Without Padres games and Cox’s sports network, AT&T has struggled to attract and keep customers for its IPTV service, it said. Though it won’t disclose figures, it said monthly sales in San Diego are proportionally lower than its company average. Prospective customers tell door-to-door sellers that they won’t sign up for U-verse because they want to keep watching Padres game. And “AT&T’s disconnect ("churn” rate) in San Diego has been significantly higher in every single month of operations than in other area,” it said.
AT&T isn’t the first to raise section 628(b) in support of access to terrestrially-delivered programming.

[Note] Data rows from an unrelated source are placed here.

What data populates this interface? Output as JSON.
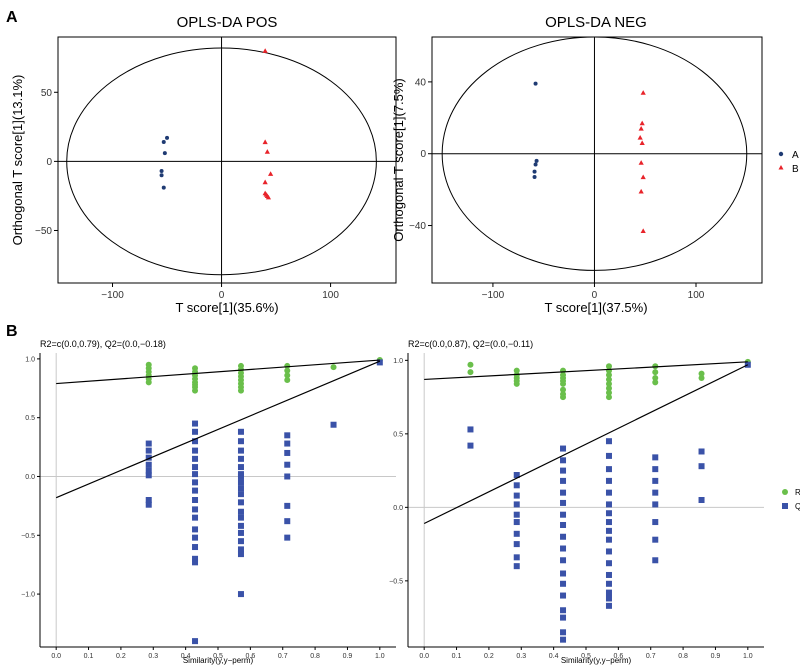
{
  "panel_labels": {
    "a": "A",
    "b": "B"
  },
  "legend_top": {
    "a": "A",
    "b": "B"
  },
  "legend_bottom": {
    "r2": "R",
    "q2": "Q"
  },
  "colors": {
    "group_a": "#1f3b73",
    "group_b": "#e8232a",
    "r2": "#6abf4b",
    "q2": "#3a52a8"
  },
  "chart_data": [
    {
      "type": "scatter",
      "title": "OPLS-DA POS",
      "xlabel": "T score[1](35.6%)",
      "ylabel": "Orthogonal T score[1](13.1%)",
      "xlim": [
        -150,
        160
      ],
      "ylim": [
        -88,
        90
      ],
      "xticks": [
        -100,
        0,
        100
      ],
      "yticks": [
        -50,
        0,
        50
      ],
      "ellipse": {
        "cx": 0,
        "cy": 0,
        "rx": 142,
        "ry": 82
      },
      "series": [
        {
          "name": "A",
          "x": [
            -50,
            -53,
            -52,
            -55,
            -55,
            -53
          ],
          "y": [
            17,
            14,
            6,
            -7,
            -10,
            -19
          ]
        },
        {
          "name": "B",
          "x": [
            40,
            40,
            42,
            45,
            40,
            40,
            41,
            42,
            43
          ],
          "y": [
            80,
            14,
            7,
            -9,
            -15,
            -23,
            -24,
            -25,
            -26
          ]
        }
      ]
    },
    {
      "type": "scatter",
      "title": "OPLS-DA NEG",
      "xlabel": "T score[1](37.5%)",
      "ylabel": "Orthogonal T score[1](7.5%)",
      "xlim": [
        -160,
        165
      ],
      "ylim": [
        -72,
        65
      ],
      "xticks": [
        -100,
        0,
        100
      ],
      "yticks": [
        -40,
        0,
        40
      ],
      "ellipse": {
        "cx": 0,
        "cy": 0,
        "rx": 150,
        "ry": 65
      },
      "series": [
        {
          "name": "A",
          "x": [
            -58,
            -57,
            -58,
            -59,
            -59
          ],
          "y": [
            39,
            -4,
            -6,
            -10,
            -13
          ]
        },
        {
          "name": "B",
          "x": [
            48,
            47,
            46,
            45,
            47,
            46,
            48,
            46,
            48
          ],
          "y": [
            34,
            17,
            14,
            9,
            6,
            -5,
            -13,
            -21,
            -43
          ]
        }
      ]
    },
    {
      "type": "scatter",
      "title": "R2=c(0.0,0.79), Q2=(0.0,−0.18)",
      "xlabel": "Similarity(y,y−perm)",
      "ylabel": "",
      "xlim": [
        -0.05,
        1.05
      ],
      "ylim": [
        -1.45,
        1.05
      ],
      "xticks": [
        0.0,
        0.1,
        0.2,
        0.3,
        0.4,
        0.5,
        0.6,
        0.7,
        0.8,
        0.9,
        1.0
      ],
      "yticks": [
        -1.0,
        -0.5,
        0.0,
        0.5,
        1.0
      ],
      "regression_lines": [
        {
          "name": "R2",
          "intercept": 0.79,
          "slope": 0.2
        },
        {
          "name": "Q2",
          "intercept": -0.18,
          "slope": 1.16
        }
      ],
      "series": [
        {
          "name": "R2",
          "x": [
            0.286,
            0.286,
            0.286,
            0.286,
            0.286,
            0.286,
            0.429,
            0.429,
            0.429,
            0.429,
            0.429,
            0.429,
            0.429,
            0.429,
            0.571,
            0.571,
            0.571,
            0.571,
            0.571,
            0.571,
            0.571,
            0.571,
            0.714,
            0.714,
            0.714,
            0.714,
            0.857,
            1.0
          ],
          "y": [
            0.95,
            0.92,
            0.89,
            0.86,
            0.83,
            0.8,
            0.92,
            0.89,
            0.86,
            0.83,
            0.8,
            0.78,
            0.76,
            0.73,
            0.94,
            0.91,
            0.88,
            0.85,
            0.82,
            0.79,
            0.76,
            0.73,
            0.94,
            0.9,
            0.86,
            0.82,
            0.93,
            0.99
          ]
        },
        {
          "name": "Q2",
          "x": [
            0.286,
            0.286,
            0.286,
            0.286,
            0.286,
            0.286,
            0.286,
            0.286,
            0.429,
            0.429,
            0.429,
            0.429,
            0.429,
            0.429,
            0.429,
            0.429,
            0.429,
            0.429,
            0.429,
            0.429,
            0.429,
            0.429,
            0.429,
            0.429,
            0.429,
            0.429,
            0.571,
            0.571,
            0.571,
            0.571,
            0.571,
            0.571,
            0.571,
            0.571,
            0.571,
            0.571,
            0.571,
            0.571,
            0.571,
            0.571,
            0.571,
            0.571,
            0.571,
            0.571,
            0.571,
            0.714,
            0.714,
            0.714,
            0.714,
            0.714,
            0.714,
            0.714,
            0.714,
            0.857,
            1.0
          ],
          "y": [
            0.28,
            0.22,
            0.16,
            0.1,
            0.05,
            0.01,
            -0.2,
            -0.24,
            0.45,
            0.38,
            0.3,
            0.22,
            0.15,
            0.08,
            0.02,
            -0.05,
            -0.12,
            -0.2,
            -0.28,
            -0.35,
            -0.45,
            -0.52,
            -0.6,
            -0.7,
            -0.73,
            -1.4,
            0.38,
            0.3,
            0.22,
            0.15,
            0.08,
            0.02,
            -0.05,
            -0.1,
            -0.15,
            -0.22,
            -0.3,
            -0.35,
            -0.42,
            -0.48,
            -0.55,
            -0.62,
            -0.66,
            -1.0,
            0.0,
            0.35,
            0.28,
            0.2,
            0.1,
            0.0,
            -0.25,
            -0.38,
            -0.52,
            0.44,
            0.97
          ]
        }
      ]
    },
    {
      "type": "scatter",
      "title": "R2=c(0.0,0.87), Q2=(0.0,−0.11)",
      "xlabel": "Similarity(y,y−perm)",
      "ylabel": "",
      "xlim": [
        -0.05,
        1.05
      ],
      "ylim": [
        -0.95,
        1.05
      ],
      "xticks": [
        0.0,
        0.1,
        0.2,
        0.3,
        0.4,
        0.5,
        0.6,
        0.7,
        0.8,
        0.9,
        1.0
      ],
      "yticks": [
        -0.5,
        0.0,
        0.5,
        1.0
      ],
      "regression_lines": [
        {
          "name": "R2",
          "intercept": 0.87,
          "slope": 0.12
        },
        {
          "name": "Q2",
          "intercept": -0.11,
          "slope": 1.08
        }
      ],
      "series": [
        {
          "name": "R2",
          "x": [
            0.143,
            0.143,
            0.286,
            0.286,
            0.286,
            0.286,
            0.286,
            0.429,
            0.429,
            0.429,
            0.429,
            0.429,
            0.429,
            0.429,
            0.429,
            0.571,
            0.571,
            0.571,
            0.571,
            0.571,
            0.571,
            0.571,
            0.571,
            0.714,
            0.714,
            0.714,
            0.714,
            0.857,
            0.857,
            1.0
          ],
          "y": [
            0.97,
            0.92,
            0.93,
            0.9,
            0.88,
            0.86,
            0.84,
            0.93,
            0.9,
            0.88,
            0.86,
            0.84,
            0.8,
            0.77,
            0.75,
            0.96,
            0.93,
            0.9,
            0.87,
            0.84,
            0.81,
            0.78,
            0.75,
            0.96,
            0.92,
            0.88,
            0.85,
            0.91,
            0.88,
            0.99
          ]
        },
        {
          "name": "Q2",
          "x": [
            0.143,
            0.143,
            0.286,
            0.286,
            0.286,
            0.286,
            0.286,
            0.286,
            0.286,
            0.286,
            0.286,
            0.286,
            0.429,
            0.429,
            0.429,
            0.429,
            0.429,
            0.429,
            0.429,
            0.429,
            0.429,
            0.429,
            0.429,
            0.429,
            0.429,
            0.429,
            0.429,
            0.429,
            0.429,
            0.429,
            0.571,
            0.571,
            0.571,
            0.571,
            0.571,
            0.571,
            0.571,
            0.571,
            0.571,
            0.571,
            0.571,
            0.571,
            0.571,
            0.571,
            0.571,
            0.571,
            0.571,
            0.714,
            0.714,
            0.714,
            0.714,
            0.714,
            0.714,
            0.714,
            0.714,
            0.857,
            0.857,
            0.857,
            1.0
          ],
          "y": [
            0.53,
            0.42,
            0.22,
            0.15,
            0.08,
            0.02,
            -0.05,
            -0.1,
            -0.18,
            -0.25,
            -0.34,
            -0.4,
            0.4,
            0.32,
            0.25,
            0.18,
            0.1,
            0.03,
            -0.05,
            -0.12,
            -0.2,
            -0.28,
            -0.36,
            -0.45,
            -0.52,
            -0.6,
            -0.7,
            -0.75,
            -0.85,
            -0.9,
            0.45,
            0.35,
            0.26,
            0.18,
            0.1,
            0.02,
            -0.04,
            -0.1,
            -0.16,
            -0.22,
            -0.3,
            -0.38,
            -0.46,
            -0.52,
            -0.58,
            -0.62,
            -0.67,
            0.34,
            0.26,
            0.18,
            0.1,
            0.02,
            -0.1,
            -0.22,
            -0.36,
            0.38,
            0.28,
            0.05,
            0.97
          ]
        }
      ]
    }
  ]
}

DirecTV cited the section in its comments filed in the agency’s program-access rulemaking. DirecTV pointed as precedent to the same FCC order banning exclusive service contracts. But AT&T may be the first to raise the argument a complaint rather than a rulemaking. “The complaint need not and does not seek to have the Commission close the so-called ’terrestrial loophole,'” AT&T said. “Withholding of this particular terrestrially-delivered programming directly depresses competition for satellite-delivered video programming in San Diego,” it said.